The Ucruise Team are always active on the harbour and of course a common questions by many boat tourists, locals, sail teams, etc, is – I wonder what interesting things lie below the surface and wouldn’t it be great flush all the water away for a moment to reveal what’s down there.
Well courtesy of the survey team at Sydney Ports we can now view a 3D map of what’s below the water. Their report revealed some obvious finds but also some things much less expected including; a sports car, 100 year old shipwrecks and a hole which goes 45 metres deep just west of the Sydney Harbour Bridge.
How The Map Is Created
The team use a “multibeam echo sounder’’ system, which isn’t cheap, valued at $750,000 – this generates the detailed 3-D maps of the Harbour floor. This system is installed on-board their Port Explorer motor boat. The system itself emits 512 separate sonar rays to the bottom to build up a digital map.
The Reason For Doing This
Venessa O’Connell from the Sydney Ports team said, “We are looking for anything that can impact on shipping and shipping schedules. While Sydney Harbour doesn’t really have any problems with filling up with silt, we do find a wide variety of objects that have been dumped or fallen off the back of ships and barges.”
What’s Been Discovered
- Large concrete blocks and steel poles from construction work
- A variety of furniture items including tables and chairs
- Dozens of shopping trolleys
- Small pleasure boats that have broken free from moorings
- Cars and motorbikes. They have also found what was thought to be
- A brand new Toyota Landcruiser 4WD which was 50 metres from the wharf at White Bay which “…may have fallen off the back of a ship” according to Andrew Tsaccounis a colleague of Miss O’Connell.
- Possibly a Porsche or Audi sports car in 6.5m of water just a few metres from the edge of Pier One at Dawes Point, almost under the Harbour Bridge.
The survey also shows the location of historic items including the Harbour’s biggest and most intact wreck, the TSS Currajong, a collier that was sunk just off Bradleys Head, near Mosman, in 1910 after being hit by the SS Wyreema, a 6000-tonne passenger liner.

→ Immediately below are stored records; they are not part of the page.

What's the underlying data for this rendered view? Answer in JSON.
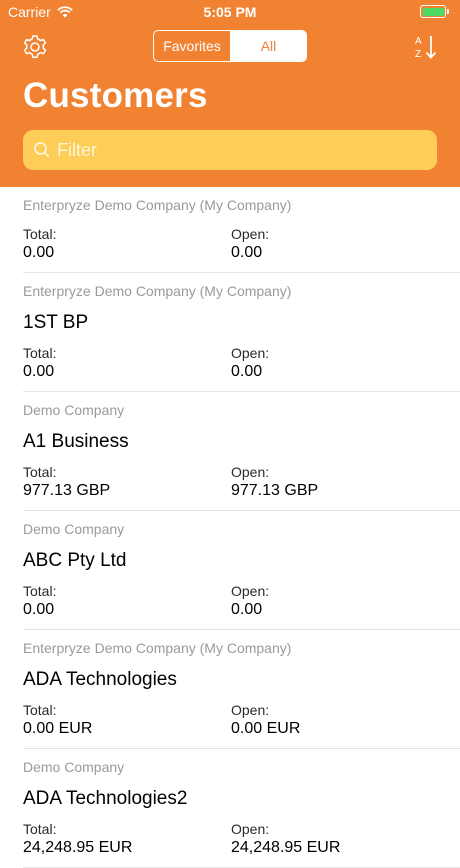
{
  "status_bar": {
    "carrier": "Carrier",
    "time": "5:05 PM",
    "battery_color": "#4cd964"
  },
  "nav": {
    "segments": [
      "Favorites",
      "All"
    ],
    "selected": "All",
    "settings_icon": "gear-icon",
    "sort_icon": "sort-az-icon"
  },
  "page": {
    "title": "Customers"
  },
  "filter": {
    "placeholder": "Filter"
  },
  "labels": {
    "total": "Total:",
    "open": "Open:"
  },
  "customers": [
    {
      "company": "Enterpryze Demo Company (My Company)",
      "name": "",
      "total": "0.00",
      "open": "0.00"
    },
    {
      "company": "Enterpryze Demo Company (My Company)",
      "name": "1ST BP",
      "total": "0.00",
      "open": "0.00"
    },
    {
      "company": "Demo Company",
      "name": "A1 Business",
      "total": "977.13 GBP",
      "open": "977.13 GBP"
    },
    {
      "company": "Demo Company",
      "name": "ABC Pty Ltd",
      "total": "0.00",
      "open": "0.00"
    },
    {
      "company": "Enterpryze Demo Company (My Company)",
      "name": "ADA Technologies",
      "total": "0.00 EUR",
      "open": "0.00 EUR"
    },
    {
      "company": "Demo Company",
      "name": "ADA Technologies2",
      "total": "24,248.95 EUR",
      "open": "24,248.95 EUR"
    }
  ],
  "colors": {
    "header": "#f08232",
    "filter_bg": "#fdcd57"
  }
}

The Currajong is in a shipping lane, but lies in about 30m of water, one of the deepest parts of the Harbour. “Thousands of people have passed over the Currajong, and have no idea it’s down there,” Ms O’Connell said.
Other Interesting Highlights
“There is also a 45m deep hole in the Harbour floor just west of the Harbour Bridge, close to Blues Point, that most people have no idea exists.”
The maps also pick up the two straight lines of the Sydney Harbour Tunnels, running just west of the Opera House to Kirribilli. Sydney Ports’ harbour master Philip Holliday said the work of the survey team is critical for the safe navigation of shipping not only in Sydney Harbour, but Port Botany, Yamba and Eden as well.
“It’s all about ensuring our busy working ports remain safe for commercial and recreational traffic,” Captain Holliday said.